State Representatives Jason Murphey and Mark Lepak, who currently serve as the chair and vice-chair of the House State Government Operations Committee respectively, are taking note of an important milestone in the effort to unify Oklahoma state government’s information technology resources.
In a recently released report, state IT officials have documented the transition of the IT assets from the Department of Human Services (DHS) IT bunker to the state’s data center.
The state’s IT team successfully transitioned the DHS IT infrastructure from an physical footprint of 8,222 square feet at the DHS IT bunker down to just 100 square feet of floor space at the state data center.
“This 99 percent reduction of floor space represents a massive savings to the taxpayers, and in so many ways exceeds what we envisioned possible when we approved the unification legislation,” said Murphey, R-Guthrie. “In the early days of the unification effort, the primary political opposition to the plan came from the old guard leaders at DHS who sought to be exempted from the reform. More recently, the leadership of DHS changed and the new leaders have embraced the opportunity for cost savings and efficiency.”

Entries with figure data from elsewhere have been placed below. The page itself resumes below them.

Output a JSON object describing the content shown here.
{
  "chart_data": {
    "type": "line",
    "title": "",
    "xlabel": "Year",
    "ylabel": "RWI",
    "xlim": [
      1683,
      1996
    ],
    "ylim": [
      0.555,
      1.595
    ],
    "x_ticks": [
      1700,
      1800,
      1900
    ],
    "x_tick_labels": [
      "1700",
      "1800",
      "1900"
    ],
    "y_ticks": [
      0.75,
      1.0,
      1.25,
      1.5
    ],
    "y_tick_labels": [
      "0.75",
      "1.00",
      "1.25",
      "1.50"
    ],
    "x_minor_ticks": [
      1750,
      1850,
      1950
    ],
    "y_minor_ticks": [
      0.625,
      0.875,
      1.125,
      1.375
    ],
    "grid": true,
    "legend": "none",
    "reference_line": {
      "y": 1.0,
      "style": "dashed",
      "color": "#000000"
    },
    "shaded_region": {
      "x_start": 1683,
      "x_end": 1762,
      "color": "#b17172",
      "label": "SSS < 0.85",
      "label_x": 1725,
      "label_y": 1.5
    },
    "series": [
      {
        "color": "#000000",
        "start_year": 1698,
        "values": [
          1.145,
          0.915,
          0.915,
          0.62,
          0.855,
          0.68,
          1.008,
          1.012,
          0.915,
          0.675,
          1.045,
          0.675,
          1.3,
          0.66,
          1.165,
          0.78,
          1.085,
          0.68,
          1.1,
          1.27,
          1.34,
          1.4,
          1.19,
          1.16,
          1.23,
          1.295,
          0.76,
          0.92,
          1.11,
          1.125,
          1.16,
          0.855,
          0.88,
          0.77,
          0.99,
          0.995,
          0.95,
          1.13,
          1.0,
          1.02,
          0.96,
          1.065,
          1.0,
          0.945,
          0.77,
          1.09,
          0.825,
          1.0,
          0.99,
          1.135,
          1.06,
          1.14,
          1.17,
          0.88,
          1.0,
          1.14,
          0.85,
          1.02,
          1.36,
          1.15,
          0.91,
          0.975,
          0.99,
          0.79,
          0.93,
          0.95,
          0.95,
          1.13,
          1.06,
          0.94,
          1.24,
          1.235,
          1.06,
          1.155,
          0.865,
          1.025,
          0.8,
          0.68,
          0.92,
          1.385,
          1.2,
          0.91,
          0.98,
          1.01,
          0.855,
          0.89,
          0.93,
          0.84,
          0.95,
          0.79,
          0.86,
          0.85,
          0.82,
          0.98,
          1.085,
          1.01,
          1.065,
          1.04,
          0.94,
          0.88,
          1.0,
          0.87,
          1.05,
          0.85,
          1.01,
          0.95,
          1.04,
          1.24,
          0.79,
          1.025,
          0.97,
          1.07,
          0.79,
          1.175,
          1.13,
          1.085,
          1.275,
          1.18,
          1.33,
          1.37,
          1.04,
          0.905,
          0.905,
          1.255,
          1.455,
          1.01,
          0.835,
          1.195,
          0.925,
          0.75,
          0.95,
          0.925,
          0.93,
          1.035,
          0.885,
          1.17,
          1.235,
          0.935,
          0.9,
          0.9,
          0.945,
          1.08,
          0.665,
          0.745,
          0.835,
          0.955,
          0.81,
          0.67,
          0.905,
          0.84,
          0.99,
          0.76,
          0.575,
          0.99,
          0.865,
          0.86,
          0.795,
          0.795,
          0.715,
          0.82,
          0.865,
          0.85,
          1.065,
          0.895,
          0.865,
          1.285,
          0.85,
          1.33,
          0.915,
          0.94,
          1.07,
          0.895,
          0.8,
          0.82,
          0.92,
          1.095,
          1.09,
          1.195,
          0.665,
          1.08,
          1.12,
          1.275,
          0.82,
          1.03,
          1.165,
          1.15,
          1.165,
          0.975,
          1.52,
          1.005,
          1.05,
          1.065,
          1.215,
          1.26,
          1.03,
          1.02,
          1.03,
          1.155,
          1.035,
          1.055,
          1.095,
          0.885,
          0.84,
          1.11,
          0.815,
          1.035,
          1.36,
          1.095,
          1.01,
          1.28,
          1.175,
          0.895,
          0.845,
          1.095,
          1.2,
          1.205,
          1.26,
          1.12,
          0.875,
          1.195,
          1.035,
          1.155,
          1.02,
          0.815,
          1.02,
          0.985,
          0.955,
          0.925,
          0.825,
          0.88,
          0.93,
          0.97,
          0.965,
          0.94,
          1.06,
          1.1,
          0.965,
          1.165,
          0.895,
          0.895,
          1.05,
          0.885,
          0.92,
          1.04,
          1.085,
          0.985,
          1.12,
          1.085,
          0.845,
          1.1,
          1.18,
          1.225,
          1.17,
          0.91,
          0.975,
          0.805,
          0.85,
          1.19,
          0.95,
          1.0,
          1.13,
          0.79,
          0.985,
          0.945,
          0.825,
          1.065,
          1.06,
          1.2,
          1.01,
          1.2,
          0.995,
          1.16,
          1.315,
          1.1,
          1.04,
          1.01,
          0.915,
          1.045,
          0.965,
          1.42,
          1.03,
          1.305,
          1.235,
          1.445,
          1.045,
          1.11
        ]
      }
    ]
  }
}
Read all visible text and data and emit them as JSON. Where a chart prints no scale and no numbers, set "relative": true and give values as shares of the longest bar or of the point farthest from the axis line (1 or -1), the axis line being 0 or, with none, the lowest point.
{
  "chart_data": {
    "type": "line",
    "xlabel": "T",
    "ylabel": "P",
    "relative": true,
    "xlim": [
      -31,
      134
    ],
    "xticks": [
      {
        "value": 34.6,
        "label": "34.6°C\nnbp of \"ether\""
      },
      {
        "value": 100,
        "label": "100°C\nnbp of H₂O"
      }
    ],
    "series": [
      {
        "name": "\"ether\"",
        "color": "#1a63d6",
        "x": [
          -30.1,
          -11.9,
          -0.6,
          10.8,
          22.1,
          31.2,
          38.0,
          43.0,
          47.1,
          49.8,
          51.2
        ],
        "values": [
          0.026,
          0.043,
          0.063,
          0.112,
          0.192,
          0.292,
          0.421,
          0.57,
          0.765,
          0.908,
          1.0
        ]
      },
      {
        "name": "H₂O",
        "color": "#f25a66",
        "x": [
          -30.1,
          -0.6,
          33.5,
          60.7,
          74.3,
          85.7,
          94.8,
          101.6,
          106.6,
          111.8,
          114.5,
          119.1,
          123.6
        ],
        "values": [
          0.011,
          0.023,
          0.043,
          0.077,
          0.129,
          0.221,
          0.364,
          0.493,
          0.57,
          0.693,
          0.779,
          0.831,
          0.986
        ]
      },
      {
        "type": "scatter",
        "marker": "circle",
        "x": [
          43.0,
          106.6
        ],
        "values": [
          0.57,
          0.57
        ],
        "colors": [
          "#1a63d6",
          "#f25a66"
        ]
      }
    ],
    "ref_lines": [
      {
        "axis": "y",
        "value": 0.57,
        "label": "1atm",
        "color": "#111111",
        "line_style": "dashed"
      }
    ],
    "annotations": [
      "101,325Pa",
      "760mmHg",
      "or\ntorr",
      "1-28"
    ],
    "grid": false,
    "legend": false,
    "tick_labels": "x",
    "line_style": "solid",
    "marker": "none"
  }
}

Murphey toured the imposing DHS IT bunker at a time when it seemed the agency’s resistance to the reform might prove insurmountable. He described the massive facility as a “maze” and a “tribute to government inefficiency.”
Rep. Lepak observed that the cost savings from the transition extend beyond IT spending.
“This modernization action not only reduces cost but it improves the capabilities and performance of DHS,” said Lepak, R-Claremore. “DHS employees benefit from the modernized hardware and expertise of the unified entity. The hardware upgrades mean DHS employees are spending less time waiting on antiquated IT systems and more time carrying out their mission.”